OptimizerConfig¶
from cascaqit import OptimizerConfig
OptimizerConfig ¶
OptimizerConfig(
method: OptimizerMethod = "COBYLA",
max_iterations: int = 80,
max_evaluations: int | None = None,
max_backend_executions: int | None = None,
starts: int = 1,
initialization: InitializationStrategy = "random",
tolerance: float = 1e-06,
seed: int | None = None,
bounds: tuple[tuple[float, float], ...] = (),
options: Mapping[str, bool | int | float] = dict(),
gradient: GradientConfig | None = None,
spsa: SPSAConfig | None = None,
adam: AdamConfig | None = None,
schema_version: str = ALGORITHM_SCHEMA_VERSION,
)
Configure the method, initialization and budget for variational optimization. Pass this to the optimizer argument of VQE.run() or QAOA.run(). Construction alone does not solve a problem.
| Parameter | Current behavior |
|---|---|
| method | COBYLA, Nelder-Mead, Powell, L-BFGS-B, SPSA or ADAM; case-sensitive |
| max_iterations | Positive integer; COBYLA interprets it as a function-evaluation limit, while other methods use their own iteration rules |
| max_evaluations | Optional positive objective-evaluation budget; repeated estimates also consume evaluations |
| max_backend_executions | Optional positive limit on optimization backend calls; one objective or gradient evaluation can require several calls |
| starts | Positive number of initial points; each start receives the configured budget, so a per-start budget is not a whole-experiment cap |
| initialization | random or layerwise; layerwise also requires a compatible parameter mapping from the previous layer |
| tolerance | Positive method tolerance, not a bound on error relative to the true ground-state energy |
| seed | Nonnegative integer or None for optimizer randomness; backend sampling has its own seed |
| bounds | Finite (lower, upper) pairs in algorithm parameter order, with lower < upper; dimensions are checked at execution |
| options | Additional numeric/boolean SciPy options; maxiter, maxfev and maxfun are managed by the dedicated budget fields and cannot be repeated here |
L-BFGS-B and ADAM require cascaqit.algorithms.GradientConfig. SPSA uses spsa and ADAM uses adam, inserting their respective defaults when omitted. Other methods reject these dedicated configurations. SPSA/ADAM reject SciPy options. A stopping rule’s minimum iterations cannot exceed max_iterations.
Optimization budgets do not cover all later candidate-confirmation and final-sampling costs. Inspect actual counts and termination reasons in the result. Exhausting a budget, reaching small local updates and finding a ground state are different conclusions.
from cascaqit import HamiltonianTerm, OptimizerConfig, PauliHamiltonian, PauliZ, VQE
hamiltonian = PauliHamiltonian("z", (HamiltonianTerm("z", 1.0, PauliZ("q0")),),
logical_order=("q0",))
config = OptimizerConfig(method="Nelder-Mead", max_iterations=4,
max_evaluations=8, seed=7)
result = VQE(hamiltonian, layers=1).run(optimizer=config, final_shots=16)
assert 1 <= len(result.evaluations) <= 8
assert sum(result.final_result.counts.values()) == 16
assert OptimizerConfig.from_json(config.to_json()) == config
See the VQE experiment for a full workflow.

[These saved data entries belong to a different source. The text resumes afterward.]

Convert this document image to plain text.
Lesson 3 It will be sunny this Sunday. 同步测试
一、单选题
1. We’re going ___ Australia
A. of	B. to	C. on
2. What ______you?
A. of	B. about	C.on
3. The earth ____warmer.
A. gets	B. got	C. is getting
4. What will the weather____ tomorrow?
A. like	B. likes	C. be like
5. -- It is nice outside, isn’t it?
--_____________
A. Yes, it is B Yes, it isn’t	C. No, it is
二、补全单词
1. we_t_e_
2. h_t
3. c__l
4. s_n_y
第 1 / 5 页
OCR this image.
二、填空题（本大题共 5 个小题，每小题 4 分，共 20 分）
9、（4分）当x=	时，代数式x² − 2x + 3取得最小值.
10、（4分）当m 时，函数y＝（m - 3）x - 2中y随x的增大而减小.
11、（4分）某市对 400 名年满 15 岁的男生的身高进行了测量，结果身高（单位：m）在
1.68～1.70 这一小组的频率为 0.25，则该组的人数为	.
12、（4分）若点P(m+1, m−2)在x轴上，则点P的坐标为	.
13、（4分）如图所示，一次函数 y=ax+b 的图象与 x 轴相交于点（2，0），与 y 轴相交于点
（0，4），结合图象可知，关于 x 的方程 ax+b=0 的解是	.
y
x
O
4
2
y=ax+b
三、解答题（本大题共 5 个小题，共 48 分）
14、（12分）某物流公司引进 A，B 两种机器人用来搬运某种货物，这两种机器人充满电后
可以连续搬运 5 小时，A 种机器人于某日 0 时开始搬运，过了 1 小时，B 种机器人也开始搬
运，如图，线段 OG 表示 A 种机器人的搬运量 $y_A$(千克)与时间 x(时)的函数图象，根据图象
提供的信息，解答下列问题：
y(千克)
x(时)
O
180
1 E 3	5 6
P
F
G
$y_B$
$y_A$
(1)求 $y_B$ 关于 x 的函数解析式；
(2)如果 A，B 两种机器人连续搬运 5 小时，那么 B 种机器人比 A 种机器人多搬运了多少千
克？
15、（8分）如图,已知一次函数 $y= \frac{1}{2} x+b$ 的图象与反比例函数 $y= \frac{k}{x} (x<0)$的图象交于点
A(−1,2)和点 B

Restore OptimizerConfig from a dictionary. Omitted fields use defaults; nested configurations are restored and validated. Missing required fields or invalid values can raise KeyError, TypeError or ValueError.
Parse a JSON object and call from_dict(), returning OptimizerConfig. Invalid JSON raises a parsing error; a non-object root raises TypeError.
The adam field is omitted when Adam is unused. Return a JSON-compatible dictionary, serializing nested objects and converting tuples to arrays. This stores the declaration, not an execution result.
Return a JSON string without writing a file. indent=None uses compact formatting; supply an indentation width for readable output.
Return the SHA-256 hex digest of canonical JSON. Fields, identifiers and metadata can affect it. Use it to compare saved content, not to decide physical equivalence.